Saturday, April 19, 2008

Just Getting Started


Just Getting Started has got to start somewhere, huh?


Yes,...yes it can.

So why here, why now, and why, actually at all?


Good question. With the idea of wisdom telling us that the more we know, the less we know, I'll cut the extra mustard that is "I have no actual idea of the who's, what's, when's, where's, how's, and sometimes why's; because God has a master plan and the crumbs get eaten by something, somewhere down the line." and, run-on sentence, actually try to answer the unanswerable. Deep philosophical thought for a second, I would argue that life is so fragile, that in-and-of-itself is unanswerable, like how do we get away with passing twinkies through our bowels or why are we truly here,...those type answers will be answered here.

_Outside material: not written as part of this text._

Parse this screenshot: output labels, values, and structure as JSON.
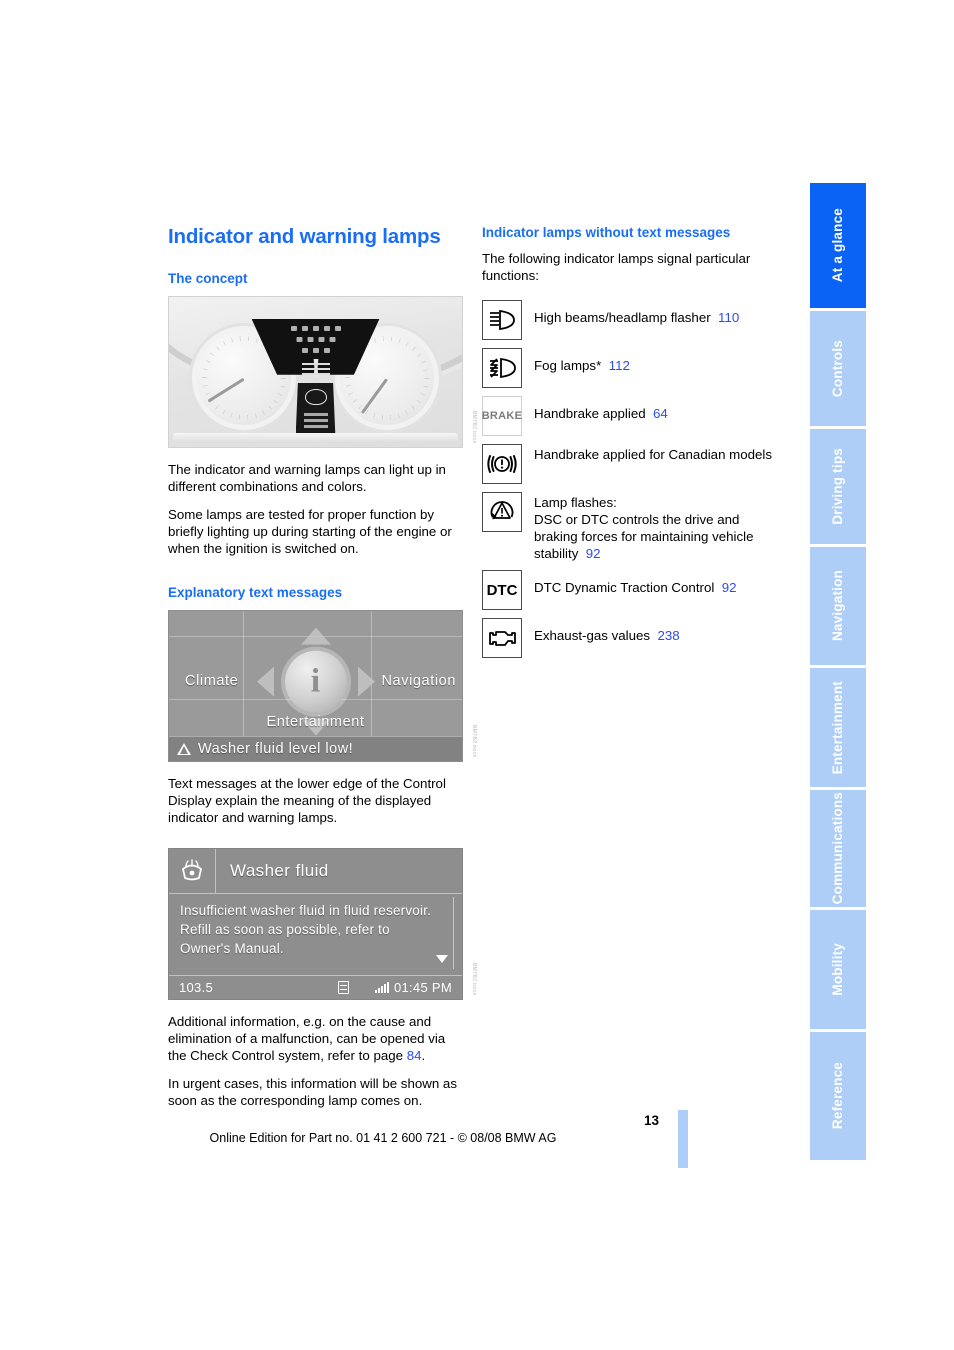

Wow, this is some ballsy stuff!

I know.


Oh yeah, why here? Simply because, deep down inside, I, as a poet who likes to use a LOT of commas and free from English-ruled thoughts, think I have something to say and that it is worth saying. I had a professor that once told me, personally to my face, tiny particles of her saliva floating through space and coming in contact with my face, that I was full of a male cow's dung if I thought that I only wrote or thought for the sake of my own sanity. In other, shorter words, phrases and such, that I have been "given something that the world deserves to hear." THIS, my web wanderers, from a self-proclaimed believer of nothing; you know, dust after dawn, in the wind to someday settle in someone else's house to cause sniffling, sneezing and asthma attacks - atheist. I believed her, and started shouting out loud, singing not only in the shower and car but in the middle of the mall and at the grocery check-out line, writing everyday since then. She empowered me like no other before. She believed in me, and I thank God for her, and dedicate, among others, everything I write to her. So, for now, we are here because IT is here, and I am allowed. Side philosophical note, the word "allowed," it's essence, is that this is a privilege, that always starts with a circle (of friends, confidants, neighbors or patrons at your local wi-fi spot), but ends at a point in the center. Yeah, wrapping my head around that right now.

We'll ride on camels through needles.

One hump or two hump?


Not sure...whichever one conserves water better.



Why now is another wonderful question, with so much to say. My friend wrote a song called "so much to say," calling it so basically because he said that in one of the first lines of his flow (a tight one at that - i don't really use "tight" so don't thing you caught me in some kind of hip hop faux pas) and exclaimed at one point "just live another day!" And it really is that simple, when I just stop and listen. Today is THE day. Easy to say, but infinitely harder to practice, and although I feel a little stretched trying to bridge the gap, I'm all about trying and believing in the impossible. Someone also said, congruent to my "so much to say" friend, "blessed are those that have not seen, and yet have believed." Yep, trying to wrap my head around that lettuce.

Which kind of answers the last question as well, a two-fer, if you know what I'm sayin?

OH NO, not so fast homie...you ain't getting away with that on this spot!


Life, I've found in my short stint, privileged in some respects, is an open book. I CAN say, no matter who you are or what you've been through or what kind of weapon you're holding at me, that YOUR life should be an open book. Yeah, YOU!!! I guess I'm preaching, but that's how we pass wisdom and understanding on this planet. We pass it around at campfires, in wigwams, or for those of us caught up in the concrete cheese chase, we blog it. Like my man Till said "if you think you got the answers, what's up then?" He's down to listen. I should probably learn from that...but for now, my life is an open book because I'm down to learn from "that." Feel me. That's why this right here, right now, is "why, actually, at all."

I'm inviting you in.

You know...honestly, I'm not sure if I want to come in.

I feel you...me neither...but it's tough getting back through that needle's eye. If you don't want to come in, maybe you'll spare some thread or yarn?